La presencia gubernamental

Y entonces, el brutal trámite burocrático: identificar los cadáveres. Por increíble que parezca, las autoridades del gobierno chiapaneco no efectuaron nunca ese trámite, en lo que varios observadores consideran otra maniobra de ocultamiento. Otra más. Ahora es competencia federal. Un agente, uno solo, de la Policía Judicial Federal, escucha, abrumado, decenas de denuncias. La historia de X’Cumumal, comunidad rodeada por los paramilitares y la policía, donde están a punto de morir de hambre más de 3 mil desplazados. Suda cuando escucha la historia de las mujeres secuestradas en Pechequil, obligadas por los priístas a realizar trabajos forzados bajo amenaza de muerte.

Aquí se inhuma a cinco mujeres embarazadas. La PGR mencionó sólo dos en su informe. Dos murieron a machetazos. Otra, Juana Pérez Pérez, de 33 años y siete meses de embarazo, recibió de arriba a abajo una bala expansiva en el tórax que le causó exposición abdominal de vísceras. En datos corroborados por Las Abejas, a Rosa Pérez Pérez, con dos heridas en tórax, le estalló el corazón, y recibió un machetazo. Marcela Capote Vázquez, de 15 años, bala en tórax. María Gómez Ruiz recibió dos tiros por la espalda, igual que todos los los niños caídos. También embarazada, Rosa Gómez sobrevivió; no su bebé.

Los operarios de la CNDH hacen abrir uno por uno los 45 ataúdes después del mediodía. Los familiares de los muertos enfrentan el momento de reconocer a su gente en esos cuerpos destrozados. Por descomposición o por efectos de la violencia, algunos están irreconocibles. El olor se subleva. Las moscas se incrementan. Así, una caja que dice “adulto femenino” o “niño masculino” recupera su nombre por última vez.

En llanto o en silencio, las mujeres meten en los ataúdes zapatos, cobijas y huipiles a su gente, desnuda como se la llevaron anteayer las autoridades, los cuerpos envueltos ahora en bolsas de plástico. A una mujer su hermana le coloca encima cinco huipiles nuevos, un rebozo, un cinturón, todos bordados y nunca estrenados por la difunta.

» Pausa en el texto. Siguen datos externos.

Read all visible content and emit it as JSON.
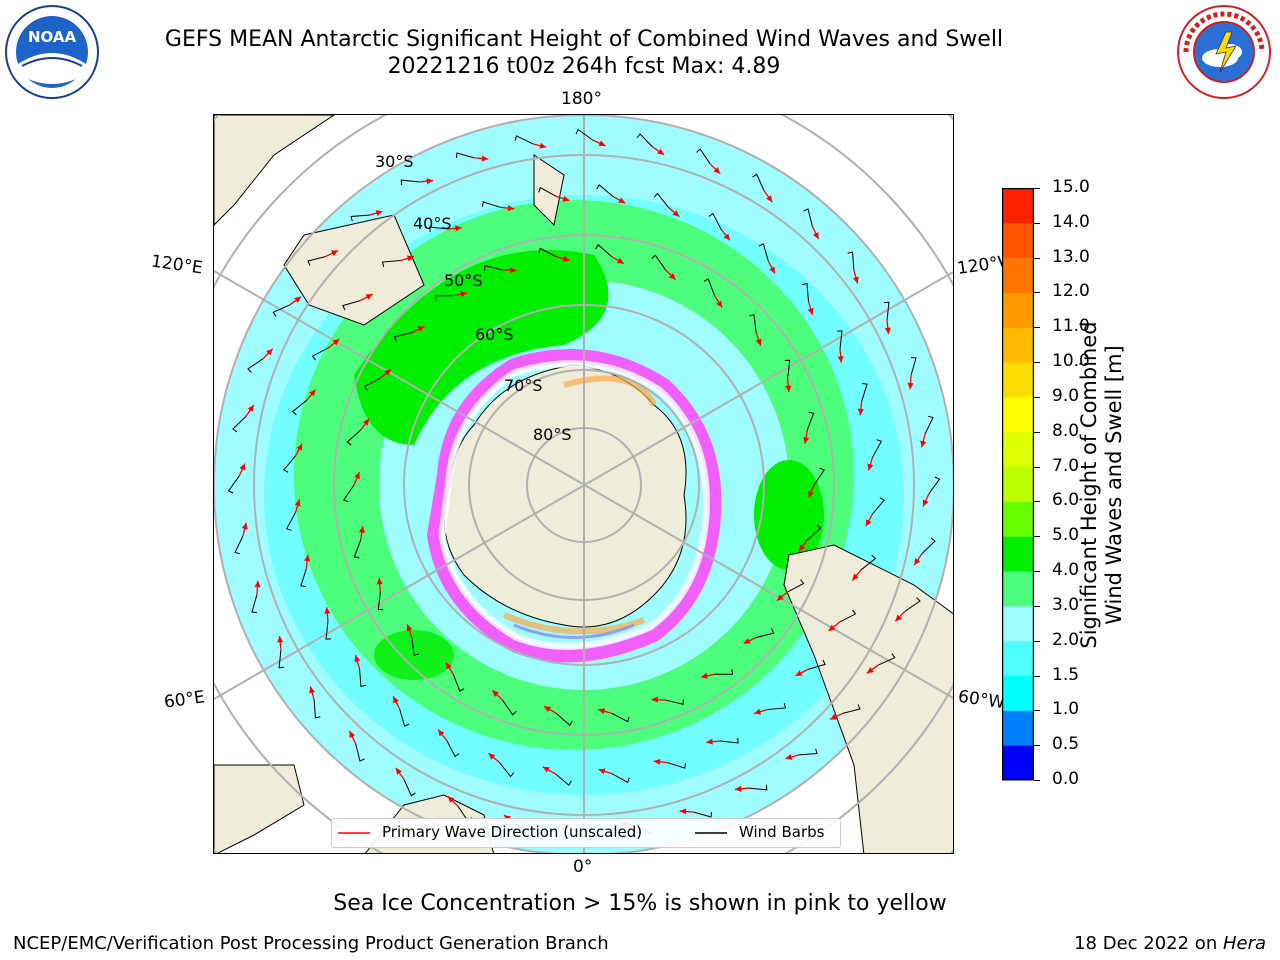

Mariano y los demás principales organizan el traslado de las cajas hasta las fosas. Algunos miembros de la caravana Para Todos Todo auxilian a los hombres que cargan. No hay agobio ni prisa. Jóvenes capitalinos, mujeres de ciudad que, como los demás, no acaban de entender qué está sucediendo.

La expresión “aquí quedó”, frecuente en estas tierras para dar a entender el lugar de una muerte, se cumple por dos. Aquí quedaron las víctimas, aquí sacrificadas. Ésa es la penitencia que imponen los desplazados a esta tierra cruel donde, según sus tradiciones, dejan sembrada la memoria. Los vivos llevan sobre sus hombros todo el peso del universo. Ahora, fuera de eso, despojados entre los despojados, estos campesinos nada tienen (La Jornada, 26 de diciembre).